RT if you agree that automation is the future of small business.
Decision
Don't post
Quality score
0/100
Algorithm score
45/100
Hard blocker: bait:'rt if'

What this pattern does

  • Asks for an action ("RT")
  • Vague claim
  • No reason to engage beyond the ask

Why it scored what it scored

  • Hard rejected on bait phrase. Pre-publish score 0.
  • Phoenix score is also genuinely low (44.6) — bait patterns drive 5%+ "not interested" rate.
  • X actively throttles tweets that ask for retweets. Even if the gate passed, the algorithm wouldn't push it.

How to fix it

  • Drop the RT ask entirely. Make a specific contrarian claim.
  • If you want shares, write something share-worthy — don't ask.

06Em-dash AI signature

Build season is on — here is what shipped this week. Three things broke at step 4.
Decision
Don't post
Quality score
0/100
Algorithm score
56/100
Hard blocker: em-dash

What this pattern does

  • Em-dash character (U+2014) in the body
  • Otherwise: specific verb ("shipped"), specific count ("three things")

Why it scored what it scored

  • Rejected on em-dash. Phoenix is fine at 56, composite is fine at 40.5 — the body would have published.
  • Em-dash is one of the strongest AI-generation signals from 2024+. ChatGPT and Claude both default to em-dashes; the human X audience has learned to spot them.
  • Even if your tweet wasn't AI-generated, readers will assume it was.

How to fix it

  • Replace with a period, comma, or colon. Three options:
  • · "Build season is on. Here is what shipped this week."
  • · "Build season is on, and here's what shipped this week."
  • · "Build season is on: here's what shipped this week."
  • Any of these scores the same as the original would have, minus the em-dash penalty.
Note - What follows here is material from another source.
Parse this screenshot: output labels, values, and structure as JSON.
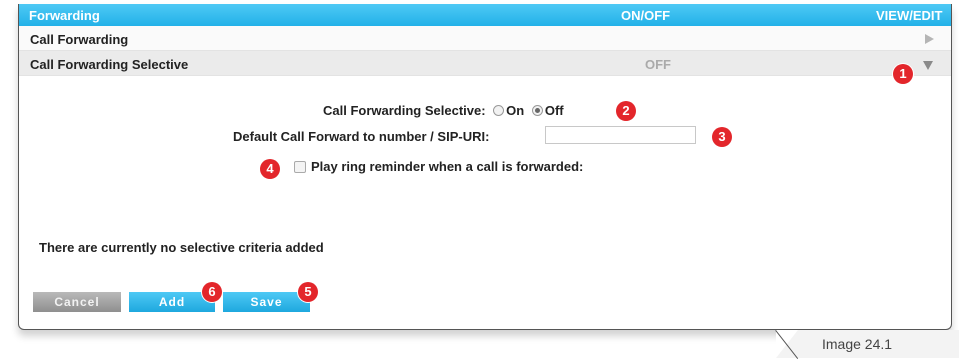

Patterns that consistently score well

Across the 6 examples and hundreds of others I've scored:

  1. Contrarian diagnosis with a question. Highest ceiling. Reply trigger is the highest-leverage single dimension.
  2. Numbered checklists with one ask at the end. High bookmarks AND replies. The ask matters — without it, replies collapse.
  3. Build-in-public receipts with a hook. Specifics drive dwell time. Specific number + specific verb + specific failure mode.

Patterns that consistently score badly

  1. Generic AI-flavored hype. Detected by 25 phrase patterns. Composite drops to single digits.
  2. Engagement bait. Hard-blocked. The algo throttles these in addition to the gate rejecting them.
  3. Em-dashes. One character can sink an otherwise good tweet. Replace with period, comma, or colon.

What the score is and isn't

The score is a snapshot of your tweet's text against measurable patterns. It's not telling you whether this exact tweet will hit 100k impressions — that depends on your follower base, post timing, topic relevance, and account history that we don't fully model. It IS telling you whether the tweet has the structural signals the algorithm rewards.

Use the score to A/B drafts. Write three versions, score each, ship the highest-scoring one. The score gap between "decent" and "strong" (~15-20 points) usually predicts a 2-3× engagement difference in practice.